The Hafs Quran, the most widely used Quranic recitation (qirāʾa) today, is not based on a single known early manuscript but rather on an oral transmission attributed to Hafs ibn Sulayman (d. 796 CE) from ʿAsim ibn Abi al-Najud (d. 745 CE). However, the Hafs transmission was later standardized into written form and became the dominant version in the Ottoman era.

Key Points:

  1. Oral Transmission, Not a Manuscript-Based Text

    • The Hafs reading is traced back to Hafs ibn Sulayman, who narrated it from his teacher ʿAsim ibn Abi al-Najud.

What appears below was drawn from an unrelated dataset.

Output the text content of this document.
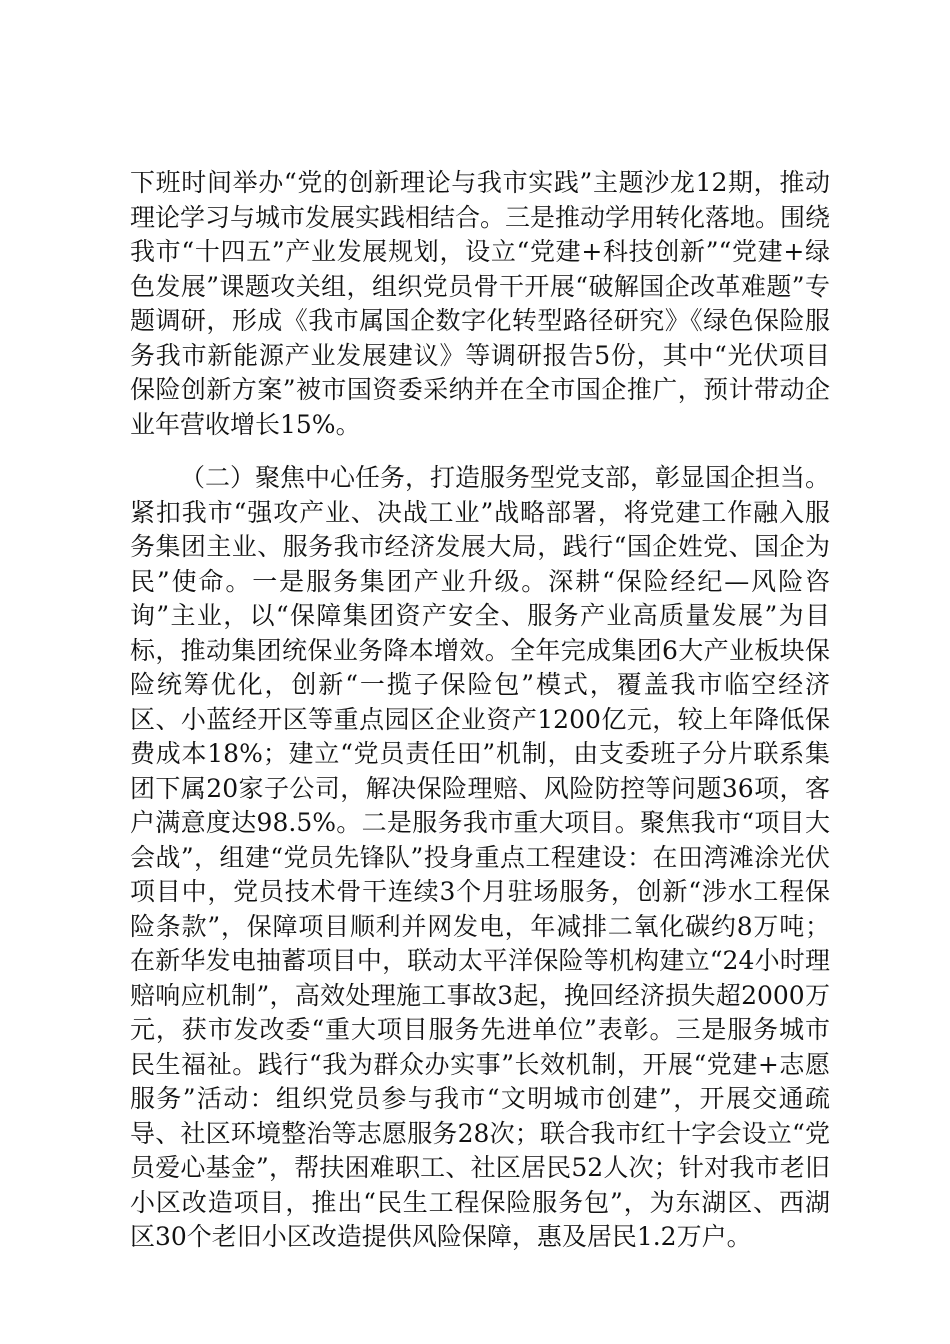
下班时间举办“党的创新理论与我市实践”主题沙龙12期，推动理论学习与城市发展实践相结合。三是推动学用转化落地。围绕我市“十四五”产业发展规划，设立“党建+科技创新”“党建+绿色发展”课题攻关组，组织党员骨干开展“破解国企改革难题”专题调研，形成《我市属国企数字化转型路径研究》《绿色保险服务我市新能源产业发展建议》等调研报告5份，其中“光伏项目保险创新方案”被市国资委采纳并在全市国企推广，预计带动企业年营收增长15%。

（二）聚焦中心任务，打造服务型党支部，彰显国企担当。紧扣我市“强攻产业、决战工业”战略部署，将党建工作融入服务集团主业、服务我市经济发展大局，践行“国企姓党、国企为民”使命。一是服务集团产业升级。深耕“保险经纪—风险咨询”主业，以“保障集团资产安全、服务产业高质量发展”为目标，推动集团统保业务降本增效。全年完成集团6大产业板块保险统筹优化，创新“一揽子保险包”模式，覆盖我市临空经济区、小蓝经开区等重点园区企业资产1200亿元，较上年降低保费成本18%；建立“党员责任田”机制，由支委班子分片联系集团下属20家子公司，解决保险理赔、风险防控等问题36项，客户满意度达98.5%。二是服务我市重大项目。聚焦我市“项目大会战”，组建“党员先锋队”投身重点工程建设：在田湾滩涂光伏项目中，党员技术骨干连续3个月驻场服务，创新“涉水工程保险条款”，保障项目顺利并网发电，年减排二氧化碳约8万吨；在新华发电抽蓄项目中，联动太平洋保险等机构建立“24小时理赔响应机制”，高效处理施工事故3起，挽回经济损失超2000万元，获市发改委“重大项目服务先进单位”表彰。三是服务城市民生福祉。践行“我为群众办实事”长效机制，开展“党建+志愿服务”活动：组织党员参与我市“文明城市创建”，开展交通疏导、社区环境整治等志愿服务28次；联合我市红十字会设立“党员爱心基金”，帮扶困难职工、社区居民52人次；针对我市老旧小区改造项目，推出“民生工程保险服务包”，为东湖区、西湖区30个老旧小区改造提供风险保障，惠及居民1.2万户。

    • This transmission belongs to the Kufan school of recitation, which means it follows a textual tradition that was circulating in Kufa, Iraq.

  2. The 1924 Cairo Standardization

    • The Hafs Quran gained dominance due to the 1924 Egyptian Standard Edition, which was printed based on the Hafs recitation.

    • This version was chosen because it was widely used in Ottoman lands and aligned with the dominant grammatical rules of Arabic.

  3. Relation to Early Manuscripts

    • The Hafs text does not exactly match any known early Quranic manuscript, including the Topkapi, Sana’a, or Samarkand manuscripts.

    • Early Quranic manuscripts show textual variations, and many align more with the Warsh, Ibn Kathir, or other readings rather than Hafs.

  4. Uthmanic Archetype vs. Hafs Text

    • The claim that Hafs perfectly preserves Uthman’s recension is not historically verifiable, as variations exist even among early Uthmanic copies.

    • Hafs' version was one of many recitations that evolved, and it became dominant only much later in history.

Conclusion:

The Hafs Quran is based on an oral tradition traced to Kufa, not directly on any specific early manuscript. The modern written Hafs text became dominant through later standardization efforts, particularly in the 20th century. No early manuscript exactly matches the Hafs text.